- Strasburg pitched terribly in his last home appearance of the year and then was shut down a game early.
- His supposed replacements, Ross Detwiler and Edwin Jackson, had bad starts themselves, bringing up questions of how the supposed strength of the Nats, starting pitching, will hold up down the stretch and into the playoffs
- Oh yeah, they lost two of three to the Marlins while the Braves swept and are now up by 5.5. That's still too far to get concerned about (if the Nats lose 2 games in the standings to the Braves before their upcoming series AND get swept by the Braves in said series - they are STILL in first) but it returns them to the back of the mind at a time when distractions are most unwelcome.
Other SHUTDOWN thoughts
As I've said before I think the shutdown is the most logical move for a Nats franchise trying to maximize wins over the course of the Strasburg contract. However, there are good reasons to keep pitching him that go beyond macho bull.

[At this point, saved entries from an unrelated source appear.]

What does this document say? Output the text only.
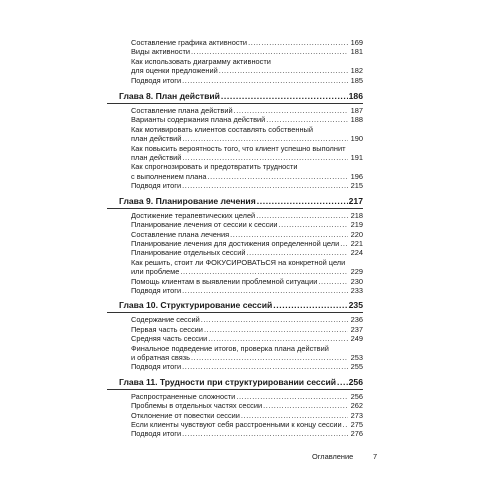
Составление графика активности .....	169
Виды активности .....	181
Как использовать диаграмму активности
для оценки предложений .....	182
Подводя итоги .....	185
Глава 8. План действий .....	186
Составление плана действий .....	187
Варианты содержания плана действий .....	188
Как мотивировать клиентов составлять собственный
план действий .....	190
Как повысить вероятность того, что клиент успешно выполнит
план действий .....	191
Как спрогнозировать и предотвратить трудности
с выполнением плана .....	196
Подводя итоги .....	215
Глава 9. Планирование лечения .....	217
Достижение терапевтических целей .....	218
Планирование лечения от сессии к сессии .....	219
Составление плана лечения .....	220
Планирование лечения для достижения определенной цели ..... 221
Планирование отдельных сессий .....	224
Как решить, стоит ли ФОКУСИРОВАТЬСЯ на конкретной цели
или проблеме .....	229
Помощь клиентам в выявлении проблемной ситуации .....	230
Подводя итоги .....	233
Глава 10. Структурирование сессий .....	235
Содержание сессий .....	236
Первая часть сессии .....	237
Средняя часть сессии .....	249
Финальное подведение итогов, проверка плана действий
и обратная связь .....	253
Подводя итоги .....	255
Глава 11. Трудности при структурировании сессий ..... 256
Распространенные сложности .....	256
Проблемы в отдельных частях сессии .....	262
Отклонение от повестки сессии .....	273
Если клиенты чувствуют себя расстроенными к концу сессии ..... 275
Подводя итоги .....	276
Оглавление	7
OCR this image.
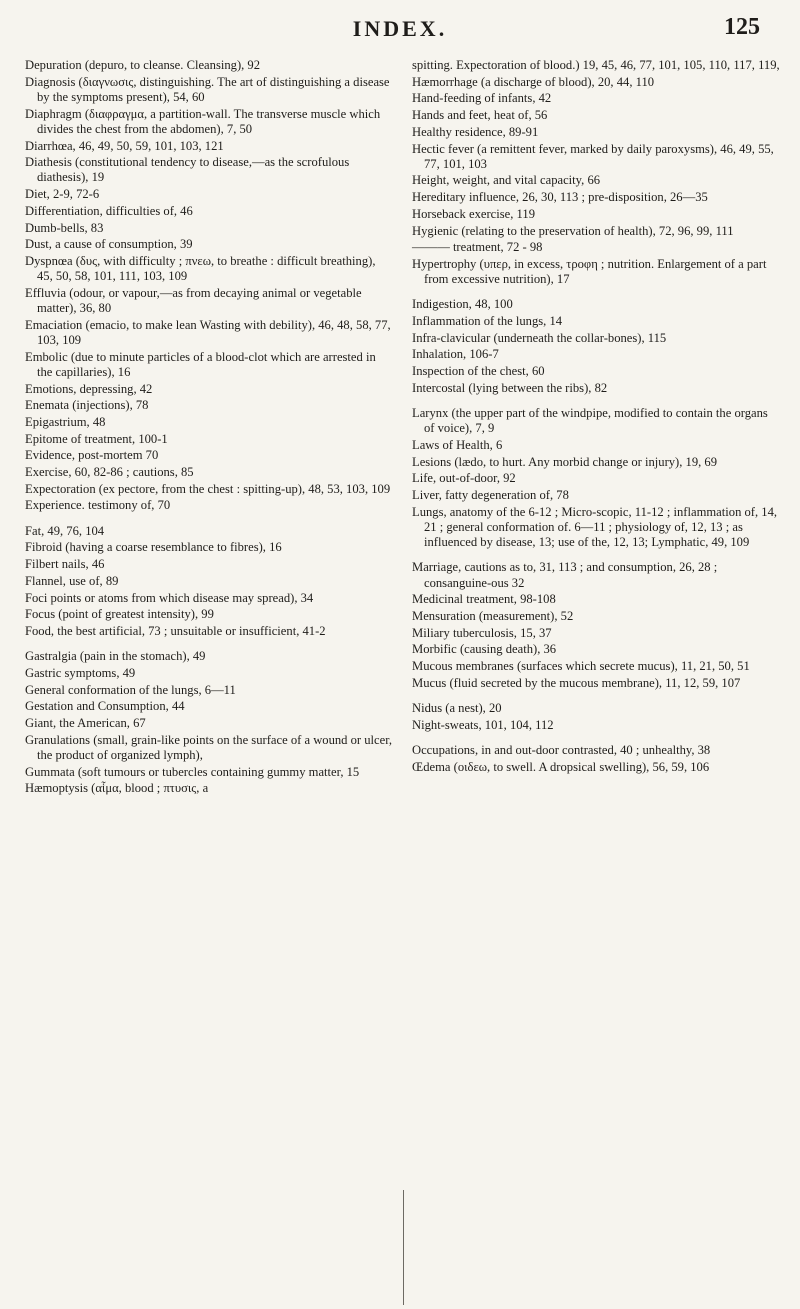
INDEX.	125

Depuration (depuro, to cleanse. Cleansing), 92

Diagnosis (διαγνωσις, distinguishing. The art of distinguishing a disease by the symptoms present), 54, 60

Diaphragm (διαφραγμα, a partition-wall. The transverse muscle which divides the chest from the abdomen), 7, 50

Diarrhœa, 46, 49, 50, 59, 101, 103, 121

Diathesis (constitutional tendency to disease,—as the scrofulous diathesis), 19

Diet, 2-9, 72-6

Differentiation, difficulties of, 46

Dumb-bells, 83

Dust, a cause of consumption, 39

Dyspnœa (δυς, with difficulty ; πνεω, to breathe : difficult breathing), 45, 50, 58, 101, 111, 103, 109

Effluvia (odour, or vapour,—as from decaying animal or vegetable matter), 36, 80

Emaciation (emacio, to make lean Wasting with debility), 46, 48, 58, 77, 103, 109

Embolic (due to minute particles of a blood-clot which are arrested in the capillaries), 16

Emotions, depressing, 42

Enemata (injections), 78

Epigastrium, 48

Epitome of treatment, 100-1

Evidence, post-mortem 70

Exercise, 60, 82-86 ; cautions, 85

Expectoration (ex pectore, from the chest : spitting-up), 48, 53, 103, 109

Experience. testimony of, 70

Fat, 49, 76, 104

Fibroid (having a coarse resemblance to fibres), 16

Filbert nails, 46

Flannel, use of, 89

Foci points or atoms from which disease may spread), 34

Focus (point of greatest intensity), 99

Food, the best artificial, 73 ; unsuitable or insufficient, 41-2

Gastralgia (pain in the stomach), 49

Gastric symptoms, 49

General conformation of the lungs, 6—11

Gestation and Consumption, 44

Giant, the American, 67

Granulations (small, grain-like points on the surface of a wound or ulcer, the product of organized lymph),

Gummata (soft tumours or tubercles containing gummy matter, 15

Hæmoptysis (αἷμα, blood ; πτυσις, a

spitting. Expectoration of blood.) 19, 45, 46, 77, 101, 105, 110, 117, 119,

Hæmorrhage (a discharge of blood), 20, 44, 110

Hand-feeding of infants, 42

Hands and feet, heat of, 56

Healthy residence, 89-91

Hectic fever (a remittent fever, marked by daily paroxysms), 46, 49, 55, 77, 101, 103

Height, weight, and vital capacity, 66

Hereditary influence, 26, 30, 113 ; pre-disposition, 26—35

Horseback exercise, 119

Hygienic (relating to the preservation of health), 72, 96, 99, 111

——— treatment, 72 - 98

Hypertrophy (υπερ, in excess, τροφη ; nutrition. Enlargement of a part from excessive nutrition), 17

Indigestion, 48, 100

Inflammation of the lungs, 14

Infra-clavicular (underneath the collar-bones), 115

Inhalation, 106-7

Inspection of the chest, 60

Intercostal (lying between the ribs), 82

Larynx (the upper part of the windpipe, modified to contain the organs of voice), 7, 9

Laws of Health, 6

Lesions (lædo, to hurt. Any morbid change or injury), 19, 69

Life, out-of-door, 92

Liver, fatty degeneration of, 78

Lungs, anatomy of the 6-12 ; Micro-scopic, 11-12 ; inflammation of, 14, 21 ; general conformation of. 6—11 ; physiology of, 12, 13 ; as influenced by disease, 13; use of the, 12, 13; Lymphatic, 49, 109

Marriage, cautions as to, 31, 113 ; and consumption, 26, 28 ; consanguine-ous 32

Medicinal treatment, 98-108

Mensuration (measurement), 52

Miliary tuberculosis, 15, 37

Morbific (causing death), 36

Mucous membranes (surfaces which secrete mucus), 11, 21, 50, 51

Mucus (fluid secreted by the mucous membrane), 11, 12, 59, 107

Nidus (a nest), 20

Night-sweats, 101, 104, 112

Occupations, in and out-door contrasted, 40 ; unhealthy, 38

Œdema (οιδεω, to swell. A dropsical swelling), 56, 59, 106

While the national media has example after example of guys that demand Strasburg keep pitching, the local media all seems to side with the Nats. Even the fanbase is taking it relatively well. Dr. Gordek, Armchair Psychologist, thinks that the local populace seeing Rizzo turn this team around so quickly might be inclined to give him the benefit of the doubt on all his moves where the national media is only popping their head in here occasionally and doesn't have the same feelings toward Mike. Also, Dr. Gordek adds, that the newness of the team may add a bit of a cushion to this blow that people who have been fans of teams for decades might find difficult to understand. There is no life-long Nationals heartbreak, only a depressing 5 years of bad play. It is extended lack of success that creates the most urgency.
The Davey/Strasburg dynamic is not working well. Strasburg seems like the type that thinks he should be perfect all the time and along with taking it out on himself, he'll go through the other reasons why he may not have been successful. Davey is a let them play manager who doesn't want to hear any of it. That's not a problem in itself, but he'll also express this to the media which has created a kind of spotlight effect on every poor start. Is he going to say anything other than "I pitched bad"? If so there's a small but growing section of fans that will jump on it. There's no need for it to have gotten even to this mild point. If keep it in the clubhouse is the rule for the players (see Lannan, John) it needs to be the rule for the manager too.